Magic Kingdom
- Area: Tomorrowland
- Coordinates: 28°25′06″N 81°34′47″W﻿ / ﻿28.418267°N 81.579595°W
- Status: Removed
- Opening date: June 23, 1989
- Closing date: January 5, 1998
- Replaced: If You Had Wings/If You Could Fly
- Replaced by: Take Flight Buzz Lightyear's Space Ranger Spin

Ride statistics
- Attraction type: Dark ride
- Manufacturer: Arrow Development
- Designer: WED Enterprises
- Theme: Flight
- Music: The Dreamflight Song by Edo Guidotti
- Vehicle type: Omnimover
- Riders per vehicle: 2-3

= Delta Dreamflight =

Attraction at Walt Disney World (1989–1998)

Delta Dreamflight, renamed Dreamflight and later Take Flight during its final two years of operation, was an attraction located in Magic Kingdom's Tomorrowland at the Walt Disney World Resort. It was sponsored by Delta Air Lines. Dreamflight replaced an attraction called If You Could Fly (originally If You Had Wings), sponsored by Eastern Air Lines.

==Overview==
Dreamflight was a dark ride which showcased the history of flight using simplistic sets, some Audio-Animatronics, and projection effects, utilizing the Omnimover ride system.

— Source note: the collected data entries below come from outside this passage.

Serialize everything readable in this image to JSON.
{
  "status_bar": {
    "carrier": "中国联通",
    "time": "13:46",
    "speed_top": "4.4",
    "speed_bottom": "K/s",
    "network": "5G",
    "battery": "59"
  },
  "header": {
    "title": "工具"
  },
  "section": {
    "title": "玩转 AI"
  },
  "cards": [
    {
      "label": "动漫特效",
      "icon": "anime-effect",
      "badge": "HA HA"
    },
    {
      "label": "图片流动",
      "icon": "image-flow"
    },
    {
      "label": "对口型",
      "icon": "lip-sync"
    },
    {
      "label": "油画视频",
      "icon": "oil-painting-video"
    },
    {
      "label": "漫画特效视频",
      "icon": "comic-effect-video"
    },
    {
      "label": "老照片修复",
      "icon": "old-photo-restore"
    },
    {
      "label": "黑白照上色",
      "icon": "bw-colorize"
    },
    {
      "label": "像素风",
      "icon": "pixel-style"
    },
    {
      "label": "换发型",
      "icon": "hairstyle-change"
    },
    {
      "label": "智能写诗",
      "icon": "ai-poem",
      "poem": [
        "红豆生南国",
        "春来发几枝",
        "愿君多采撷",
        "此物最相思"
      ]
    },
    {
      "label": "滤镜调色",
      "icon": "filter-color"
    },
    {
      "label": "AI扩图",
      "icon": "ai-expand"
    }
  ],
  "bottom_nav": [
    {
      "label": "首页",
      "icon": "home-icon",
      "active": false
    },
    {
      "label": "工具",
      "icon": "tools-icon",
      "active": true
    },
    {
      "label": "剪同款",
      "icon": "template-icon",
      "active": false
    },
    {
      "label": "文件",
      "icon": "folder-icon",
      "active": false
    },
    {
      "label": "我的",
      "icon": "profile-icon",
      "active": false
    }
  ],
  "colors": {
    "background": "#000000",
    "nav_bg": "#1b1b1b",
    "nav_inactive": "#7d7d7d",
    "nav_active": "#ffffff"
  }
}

Guests entered a queue mimicking an airport terminal. The front of a Delta Boeing 767 replica was situated on the left, giving the illusion that guests were actually boarding a jetliner named "The Spirit of Delta."

Aboard the attraction, guests first encountered a mural depicting the golden era of aviation in America, followed by a hot air balloon and other flying contraptions in the style of a pop-up book. Next, a giant crop field of the American mid-west in the roaring 1920s featured biplanes, stunt planes, and barnstormers, flying above.

Guests would then emerge onto a dock in the San Francisco Bay and into the fuselage of a Boeing 314 Flying Boat, before finding themselves in a garden of Tokyo and then the skyline of Paris. Entering the Jet Age, a spinning light along with fog gave the impression that they were entering the inside of a turbo jet engine.

Footage of a plane taking off simulated their flight's departure to the next area, flying through a canyon over water and through a futuristic city with fireworks. The final room showed giant pop-up book with destinations on the pages.

==Delta sponsorship==
Delta sponsored the ride from its opening in 1989 through the end of 1995, as being the first renovations. The decision not to renew was made in part due to costs of sponsoring the 1996 Olympics in Atlanta, Georgia. From January 1, 1996, to June 4, 1996, the attraction was renamed simply Dreamflight, as the second renovations. On June 5, 1996, it reopened as Take Flight, as the third and final renovations. All references to Delta were removed, and the attraction's theme songs were rerecorded.

The attraction ultimately closed on January 5, 1998. It was replaced by the interactive dark ride Buzz Lightyear's Space Ranger Spin, inspired by Disney/Pixar's Toy Story films.